3D Dot Game Heroes

Despite its deep surface, this game feels shallow.

So the six magic orbs must be located and their power mustered by the descendant of the Legendary Hero before the Dark Bishop can be defeated and…. Yeah, I’ve heard this all before. The story is a little flat.

That’s why the king of this kingdom has decided to upgrade everything to 3D. He has realized that players have graduated beyond the two-dimensional pixelated heroes and monsters that have filled role-playing games for decades. Nowadays gamers want isometric angles, vector shading and real-time lighting. They want to climb skyscraping mountains, delve into deep dungeons and battle towering beasts.

And so the king has puffed up his pixelated kingdom into a 3D version of itself. Landscape, monsters and citizens alike are now built up of colored blocks, their pixels having expanded into three dimensions. Looking like they were assembled from Legos, they are now capable of turning and displaying their stair-stepped contours all around.

This style could have easily become perplexing, with the flat colored surfaces melding together. But the designers have wisely clarified the graphics. Floors in most of the dungeons reflect whatever is standing upon them, letting the player see the characters from multiple views. Sharp directional lighting keeps the corners defined. And objects standing in the foreground and background are blurred out of focus rather than being allowed to blend together on the same plane.

It’s an ingenious method of filling out the characters while keeping them flat, and it’s a shame that the same inventiveness wasn’t applied to the game’s storyline and action. 3D Dot Game Heroes takes almost all of its cues from the Zelda playbook, with temples filled with sliding blocks, grass that can be cut with a sword, and various hopping, dashing and arrow-shooting monsters. I like Zelda enough, but Zelda and its many sequels already exist — no clone is needed.

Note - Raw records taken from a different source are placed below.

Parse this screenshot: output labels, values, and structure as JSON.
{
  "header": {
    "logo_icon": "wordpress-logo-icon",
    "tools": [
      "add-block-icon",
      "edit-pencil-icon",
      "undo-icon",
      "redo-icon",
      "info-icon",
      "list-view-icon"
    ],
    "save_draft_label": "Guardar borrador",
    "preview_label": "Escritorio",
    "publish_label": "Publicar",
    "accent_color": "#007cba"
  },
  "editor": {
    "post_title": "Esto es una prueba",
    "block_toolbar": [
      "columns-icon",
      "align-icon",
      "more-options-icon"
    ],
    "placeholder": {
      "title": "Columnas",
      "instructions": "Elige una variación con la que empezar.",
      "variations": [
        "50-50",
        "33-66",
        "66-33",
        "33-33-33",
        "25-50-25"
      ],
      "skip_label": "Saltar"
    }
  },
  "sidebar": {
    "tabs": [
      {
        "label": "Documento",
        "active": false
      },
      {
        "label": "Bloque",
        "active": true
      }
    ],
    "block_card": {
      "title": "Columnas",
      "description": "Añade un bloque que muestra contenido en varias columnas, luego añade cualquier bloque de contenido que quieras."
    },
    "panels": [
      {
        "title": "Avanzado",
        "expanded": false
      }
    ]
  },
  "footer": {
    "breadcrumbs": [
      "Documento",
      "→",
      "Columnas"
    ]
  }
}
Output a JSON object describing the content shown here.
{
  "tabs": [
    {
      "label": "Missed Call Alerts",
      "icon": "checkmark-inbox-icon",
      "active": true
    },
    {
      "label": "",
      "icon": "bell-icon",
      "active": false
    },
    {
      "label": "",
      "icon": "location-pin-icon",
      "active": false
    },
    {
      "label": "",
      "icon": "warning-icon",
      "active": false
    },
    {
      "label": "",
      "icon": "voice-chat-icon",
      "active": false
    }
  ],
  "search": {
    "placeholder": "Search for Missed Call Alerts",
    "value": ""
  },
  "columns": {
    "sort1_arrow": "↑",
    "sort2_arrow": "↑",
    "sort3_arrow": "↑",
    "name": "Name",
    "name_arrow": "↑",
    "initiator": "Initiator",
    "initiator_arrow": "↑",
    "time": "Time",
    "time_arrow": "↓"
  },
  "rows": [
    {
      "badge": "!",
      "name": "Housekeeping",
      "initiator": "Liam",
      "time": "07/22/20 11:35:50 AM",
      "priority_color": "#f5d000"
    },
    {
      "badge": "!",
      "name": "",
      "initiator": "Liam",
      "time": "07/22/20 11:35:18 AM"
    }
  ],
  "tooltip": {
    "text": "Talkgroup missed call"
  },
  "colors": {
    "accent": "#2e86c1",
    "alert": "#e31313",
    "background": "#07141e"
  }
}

3D Dot Game Heroes isn’t even interested in exploring the game-changing possibilities of its visual style. Instead, it sticks to puzzles that would have worked in any two-dimensional game, ignoring the possibilities of combining 2D and 3D logic like Super Paper Mario and Crush did. And unlike other games with retro-hip style like Viewtiful Joe and Holy Invasion of Privacy, Badman!, which wink at their vintage roots and sport a sly sense of humor about themselves, 3D Dot Game Heroes is a solemn, generic RPG. Instead of spoofing or celebrating the clichés of the genre, it takes them seriously.

THE GOOD: The game gives players plenty of opportunity to mess around with the 3D pixelated style. The model used for the main character can be changed at will, and because players can design their own character models, there is no limit to the wackiness that can be placed at the center of the game.

THE BAD: The game’s soundtrack is made up of the pinging and chiming digital tones that filled classic RPGs of the Super Nintendo era. But these compositions are insipid and utterly unhummable. If the whole game is essentially a Zelda clone, the least they could have done was mimic that game’s jaunty heroic theme tune.

THE BOTTOM LINE: Despite its deep surface, 3D Dot Game Heroes feels shallow.